Joseph “Joe Exotic” Maldonado-Passage illegally sold lion cubs, callously shot surplus tigers to free up cage space at his zoo and ultimately sought the ultimate revenge on a Florida woman he blamed for all his money and legal problems, assistant U.S. Attorney Charles Brown told jurors Monday.
“It is said to seek revenge out of anger and retaliation will devour your very soul,” Brown said.
Flanked by his two of court-appointed attorneys, Maldonado-Passage looked tired and thin in his grey suit and blonde-streaked mullet as the court proceedings began.
Maldonado-Passage is on trial for allegedly trying to hire two people to kill Carole Baskin, the founder of the Florida wildlife refuge Big Cat Rescue.
Baskin had long feuded with Maldonado-Passage over his treatment of tiger cubs at his Oklahoma roadside zoo. Baskin had a $1 million court judgement against Maldonado-Passage that she tried unsuccessfully for years to collect.
Maldonado-Passage also faces multiple counts of wildlife trafficking and violating the federal Endangered Species Act, including allegedly shooting and killing five tigers at his former zoo, the Greater Wynnewood Exotic Animal Park.
In one unsuccessful murder plot, Maldonado-Passage gave a worker at the Wynnewood Zoo an envelope stuffed with $3,000 in cash, a new cell phone and a fake ID and sent him to Florida to kill Baskin, Brown said.

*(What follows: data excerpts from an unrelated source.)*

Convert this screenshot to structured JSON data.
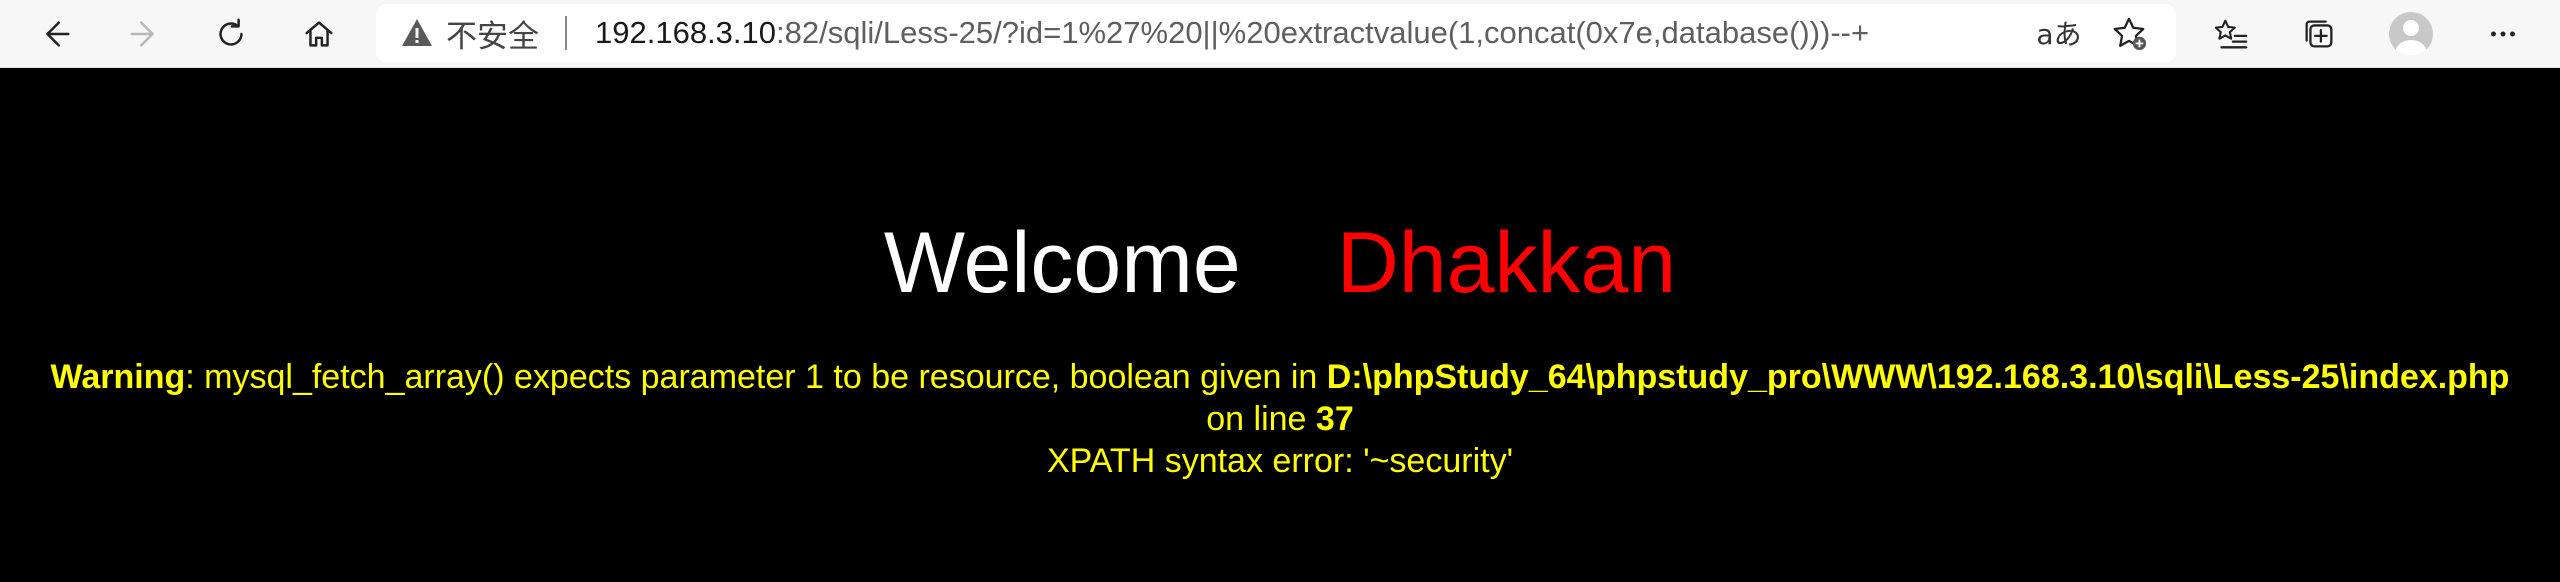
{
  "browser": {
    "security_label": "不安全",
    "url_host": "192.168.3.10",
    "url_rest": ":82/sqli/Less-25/?id=1%27%20||%20extractvalue(1,concat(0x7e,database()))--+",
    "read_aloud_label": "aあ",
    "icons": {
      "back": "back-arrow-icon",
      "forward": "forward-arrow-icon",
      "refresh": "refresh-icon",
      "home": "home-icon",
      "warning": "warning-triangle-icon",
      "favorite_add": "add-favorite-icon",
      "favorites": "favorites-list-icon",
      "collections": "collections-icon",
      "profile": "profile-avatar-icon",
      "menu": "more-menu-icon"
    }
  },
  "page": {
    "welcome_text": "Welcome",
    "username": "Dhakkan",
    "warning_label": "Warning",
    "warning_message": ": mysql_fetch_array() expects parameter 1 to be resource, boolean given in ",
    "warning_path": "D:\\phpStudy_64\\phpstudy_pro\\WWW\\192.168.3.10\\sqli\\Less-25\\index.php",
    "on_line_text": "on line ",
    "line_number": "37",
    "xpath_error": "XPATH syntax error: '~security'"
  },
  "colors": {
    "background": "#000000",
    "welcome": "#ffffff",
    "username": "#ff0000",
    "message": "#ffff00"
  }
}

Maldonado-Passage showed the zoo worker photographs of Baskin and suggested hiding in the bushes with a gun on the bike path she took to work each morning at the wildlife refuge.
The government also claims Maldonado-Passage attempted to hire a second hitman to kill Baskin who was, in fact, an undercover federal agent.
On social media, Maldonado-Passage railed against Baskin and frequently quipped about killing her. In one video, he shot a blow-up doll with a handgun in Baskin’s effigy.
At the zoo, he illegally sold federally protected animal species including lions and tigers, in part to finance paying a hitman, Brown said.
Maldonado-Passage allegedly shot and killed five healthy adult tigers at the Wynnewood Zoo to make room for more animals, according to court testimony. The zoo needed to free up cages for five circus animals the zoo was being paid $5,000 to board over the winter.
“He needed the money because Carole Baskin had ruined him financially and that is what ultimately consumed him,” Brown said.
William Earley, Maldonado-Passage’s attorney, countered that his client was only guilty of an “inability to close his mouth.”
Maldonado-Passage is a larger-than-life entertainer who sometimes let his anger at animal welfare groups get the best of him. Sometimes he could take a joke too far, Earley said.
The more outlandish Maldonado-Passage’s online threats against Baskin became, the more the internet rewarded him with the attention he craved, Earley said. The jokes began to spill over from the internet to his real life.
“The loss of awareness and good sense on his part overtook his life at the zoo,” he said.
The defense claims Maldonado-Passage was framed by a handful of rivals and enemies at the Wynnewood Zoo who wanted him out of the way. Maldonado-Passage never intended to follow through with any plans to kill Baskin, Earley said.
The government called as its first witness a former zoo worker Eric Cowie, who testified Maldonado-Passage and another man tranquilized five tigers at the zoo and shot them in the head with a .410 shotgun in 2017.
It’s illegal to hunt, kill or sell lions and tigers in the United States under the Endangered Species Act.
Another zoo worker, Dylan West, testified he was ordered to pick up the tiger carcasses using a skid steer loader and bury them in a back pasture at the zoo.
“‘Jesus, if I knew it was this easy, I’d just go ahead and blast them all, ’” Maldonado-Passage said after the killings, according to Cowie’s testimony.
The trial is expected to last about two weeks.
If convicted, Maldonado-Passage could face decades of prison time. He is charged with two counts of murder-for hire — counts which carry a maximum 10 year sentence each.
Each of the wildlife trafficking counts he faces carries a maximum five year sentence. Maldonado-Passage also faces eight counts of violating the Endangered Species Act, with a maximum 1 year in prison each.